Nas operações internas, a alíquota geral do ICMS varia de 17% a 18%, conforme definição dos Estados. Alguns deles criaram fundos de combate à pobreza e cobram um percentual adicional de 1% ou 2% do imposto em determinadas operações.
COMPLEXIDADE E JUDICIÁRIO
Além de oneroso, o ICMS é um imposto complexo, resultado da variedade de normas editadas por 27 estados. Os contribuintes que desenvolvem operações em estados diferentes são obrigados a montar uma estrutura para analisar a legislação de cada um para avaliar se determinada compra poderá ou não gerar crédito.
Esse imposto estadual também é bem conhecido no Judiciário. São várias as disputas judiciais entre as fazendas estaduais e os contribuintes e boa parte das discussões envolvem a questão da não cumulatividade, além da demora na devolução de créditos acumulados do imposto.
Para evitar o efeito cascata da tributação, é dado um crédito ao contribuinte em cada etapa da cadeia de produção. A aplicação do princípio da não-cumulatividade, entretanto, ainda gera dúvidas, interpretações distintas e disputas jurídicas.
“Motivados, talvez, por problemas de caixa, os Estados têm deixado de lado a questão técnica e adotado posições mais fiscalistas e restritivas em relação ao aproveitamento de créditos pelos contribuintes”, afirma Douglas Campanini, sócio da Athros Auditoria e Consultoria.
O estado de São Paulo, por exemplo, de acordo com o especialista, exige que o item que poderia gerar créditos do imposto seja consumido diretamente e integralmente no processo industrial. Minas Gerais segue no mesmo caminho.

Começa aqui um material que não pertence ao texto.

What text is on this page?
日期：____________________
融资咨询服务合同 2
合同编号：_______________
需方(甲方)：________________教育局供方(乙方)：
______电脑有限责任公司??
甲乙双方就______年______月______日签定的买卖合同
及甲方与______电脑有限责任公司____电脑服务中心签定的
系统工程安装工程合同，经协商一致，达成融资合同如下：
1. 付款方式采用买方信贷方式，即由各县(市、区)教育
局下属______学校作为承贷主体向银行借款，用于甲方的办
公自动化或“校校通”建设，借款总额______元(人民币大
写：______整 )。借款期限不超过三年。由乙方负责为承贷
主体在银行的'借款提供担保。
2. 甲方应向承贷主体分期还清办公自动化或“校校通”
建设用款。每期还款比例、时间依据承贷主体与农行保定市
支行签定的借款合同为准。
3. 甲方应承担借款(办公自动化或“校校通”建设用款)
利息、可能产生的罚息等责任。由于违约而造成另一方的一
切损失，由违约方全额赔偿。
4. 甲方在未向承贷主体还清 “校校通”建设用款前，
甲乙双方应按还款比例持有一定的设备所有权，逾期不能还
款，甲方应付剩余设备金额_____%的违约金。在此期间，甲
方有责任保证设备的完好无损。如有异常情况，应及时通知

“Por meio de uma resposta consulta, de julho de 2020, o estado de São Paulo não permitiu que as empresas se creditassem de gastos com máscaras de proteção, luvas de borracha e álcool em gel em plena pandemia do coronavírus”, lembrou o especialista.

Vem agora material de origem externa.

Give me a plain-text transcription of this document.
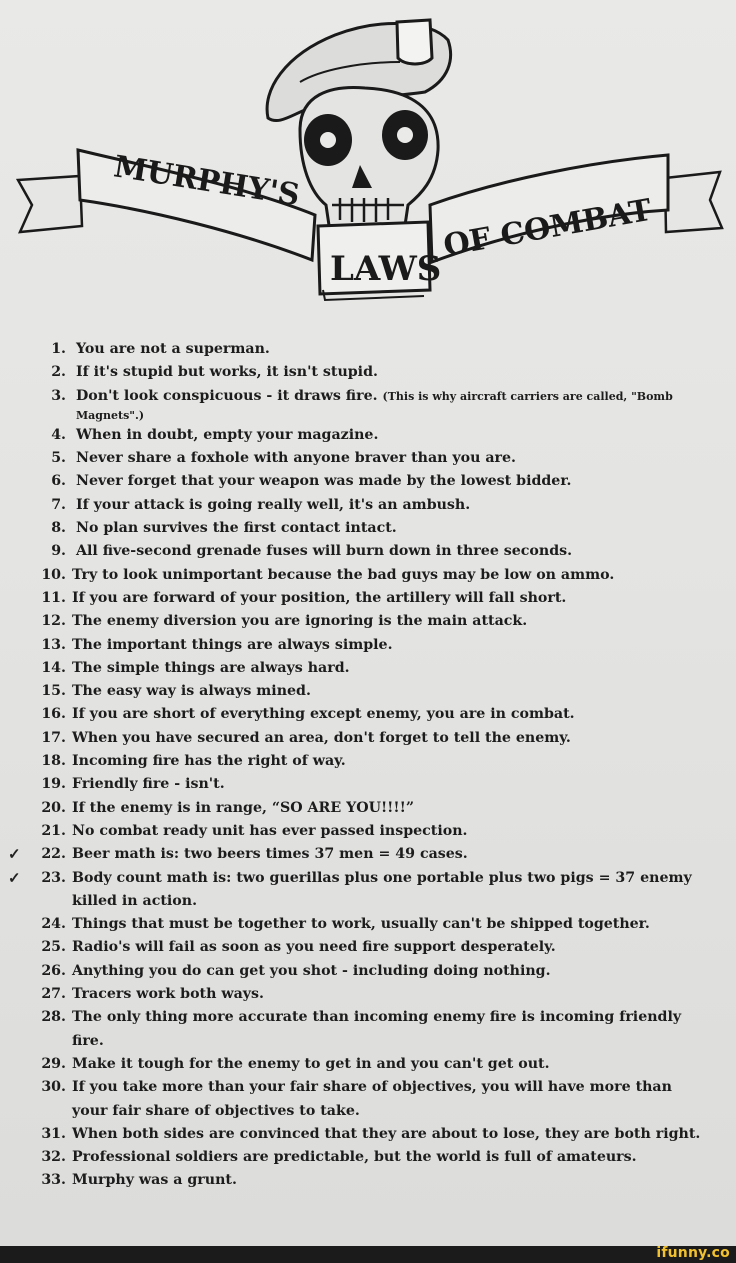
MURPHY'S
OF COMBAT
LAWS
1. You are not a superman.
2. If it's stupid but works, it isn't stupid.
3. Don't look conspicuous - it draws fire. (This is why aircraft carriers are called, "Bomb
Magnets".)
4. When in doubt, empty your magazine.
5. Never share a foxhole with anyone braver than you are.
6. Never forget that your weapon was made by the lowest bidder.
7. If your attack is going really well, it's an ambush.
8. No plan survives the first contact intact.
9. All five-second grenade fuses will burn down in three seconds.
10. Try to look unimportant because the bad guys may be low on ammo.
11. If you are forward of your position, the artillery will fall short.
12. The enemy diversion you are ignoring is the main attack.
13. The important things are always simple.
14. The simple things are always hard.
15. The easy way is always mined.
16. If you are short of everything except enemy, you are in combat.
17. When you have secured an area, don't forget to tell the enemy.
18. Incoming fire has the right of way.
19. Friendly fire - isn't.
20. If the enemy is in range, “SO ARE YOU!!!!”
21. No combat ready unit has ever passed inspection.
22.
✓	Beer math is: two beers times 37 men = 49 cases.
23.
✓	Body count math is: two guerillas plus one portable plus two pigs = 37 enemy
killed in action.
24. Things that must be together to work, usually can't be shipped together.
25. Radio's will fail as soon as you need fire support desperately.
26. Anything you do can get you shot - including doing nothing.
27. Tracers work both ways.
28. The only thing more accurate than incoming enemy fire is incoming friendly
fire.
29. Make it tough for the enemy to get in and you can't get out.
30. If you take more than your fair share of objectives, you will have more than
your fair share of objectives to take.
31. When both sides are convinced that they are about to lose, they are both right.
32. Professional soldiers are predictable, but the world is full of amateurs.
33. Murphy was a grunt.
ifunny.co
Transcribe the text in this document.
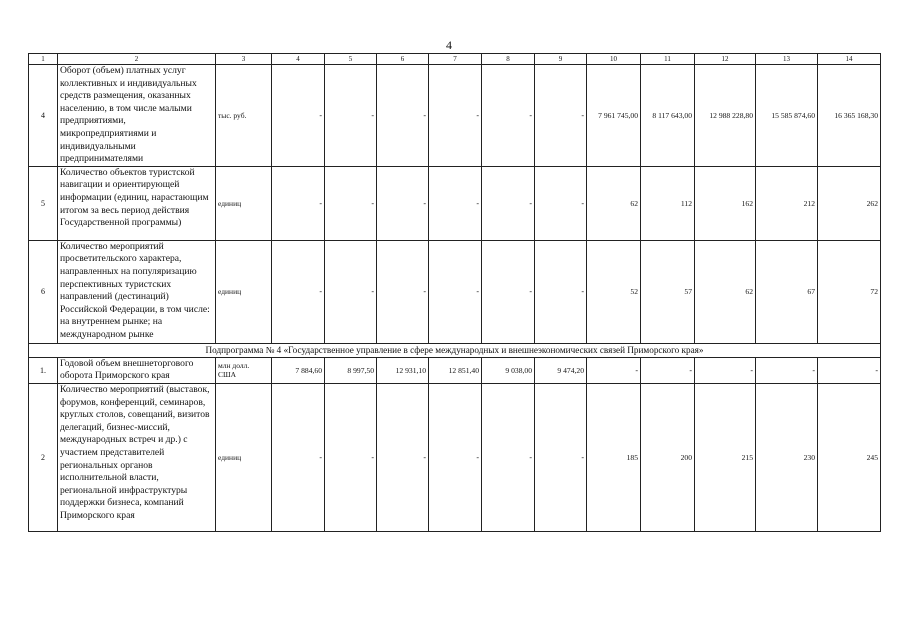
4
1	2	3	4	5	6	7	8	9	10	11	12	13	14
4	Оборот (объем) платных услуг коллективных и индивидуальных средств размещения, оказанных населению, в том числе малыми предприятиями, микропредприятиями и индивидуальными предпринимателями	тыс. руб.	-	-	-	-	-	-	7 961 745,00	8 117 643,00	12 988 228,80	15 585 874,60	16 365 168,30
5	Количество объектов туристской навигации и ориентирующей информации (единиц, нарастающим итогом за весь период действия Государственной программы)	единиц	-	-	-	-	-	-	62	112	162	212	262
6	Количество мероприятий просветительского характера, направленных на популяризацию перспективных туристских направлений (дестинаций) Российской Федерации, в том числе: на внутреннем рынке; на международном рынке	единиц	-	-	-	-	-	-	52	57	62	67	72
Подпрограмма № 4 «Государственное управление в сфере международных и внешнеэкономических связей Приморского края»													
1.	Годовой объем внешнеторгового оборота Приморского края	млн долл. США	7 884,60	8 997,50	12 931,10	12 851,40	9 038,00	9 474,20	-	-	-	-	-
2	Количество мероприятий (выставок, форумов, конференций, семинаров, круглых столов, совещаний, визитов делегаций, бизнес-миссий, международных встреч и др.) с участием представителей региональных органов исполнительной власти, региональной инфраструктуры поддержки бизнеса, компаний Приморского края	единиц	-	-	-	-	-	-	185	200	215	230	245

Os contribuintes também têm recorrido ao judiciário para questionar a incidência do imposto na transferência de mercadoria entre estabelecimentos de mesmo titular, cobrança do diferencial de alíquotas nas operações interestaduais, alíquotas altas que violam o princípio da seletividade, glosa de créditos nas operações de compras de mercadorias que tiveram benefício fiscal no estado de origem e a cobrança antecipada do ICMS nas operações interestaduais.
SUBSTITUIÇÃO TRIBUTÁRIA
O uso abusivo por parte dos Estados do sistema conhecido como substituição tributária é mais uma importante distorção do ICMS. Por meio desse sistema, os Estados cobram em uma única etapa do processo produtivo (indústria) o imposto devido em todas as etapas subsequentes, até a venda ao consumidor final.
De acordo com especialistas, a substituição tributária é um bom mecanismo para produtos homogêneos e com pouca variação do preço ao consumidor. No caso de produtos heterogêneos, com grande variabilidade na margem de comercialização, gera distorções dos preços relativos.
Atualmente, uma imensa lista de produtos está sujeita ao sistema de pagamento antecipado do imposto e cada estado brasileiro adota um regime distinto de substituição tributária, contribuindo para o aumento da complexidade.
Como o pagamento do imposto é feito de forma antecipada, os Estados utilizam métricas e pesquisas de preços para estimar os valores das mercadorias quando chegam ao consumidor final. O valor de venda, entretanto, pode variar para cima ou para baixo a depender das condições do mercado, como oferta e procura.
“As empresas precisam fazer controles para saber se o preço é maior ou menor do que o valor estimado. Se for menor, é possível recuperar a diferença de imposto recolhido. Se for maior, alguns Estados estão exigindo a cobrança complementar do imposto e essa exigência tem sido questionada no Judiciário”, explica Douglas Campanini.
Uma decisão do STF (Supremo Tribunal Federal) de 2016 determina que os Estados devolvam o ICMS pago a maior para os contribuintes nos casos de vendas por preço menor daquele utilizado para a base de cálculo do imposto. Mas não há legislação que obrigue o contribuinte a complementar o valor do imposto quando a mercadoria for vendida por preço maior que o valor estimado.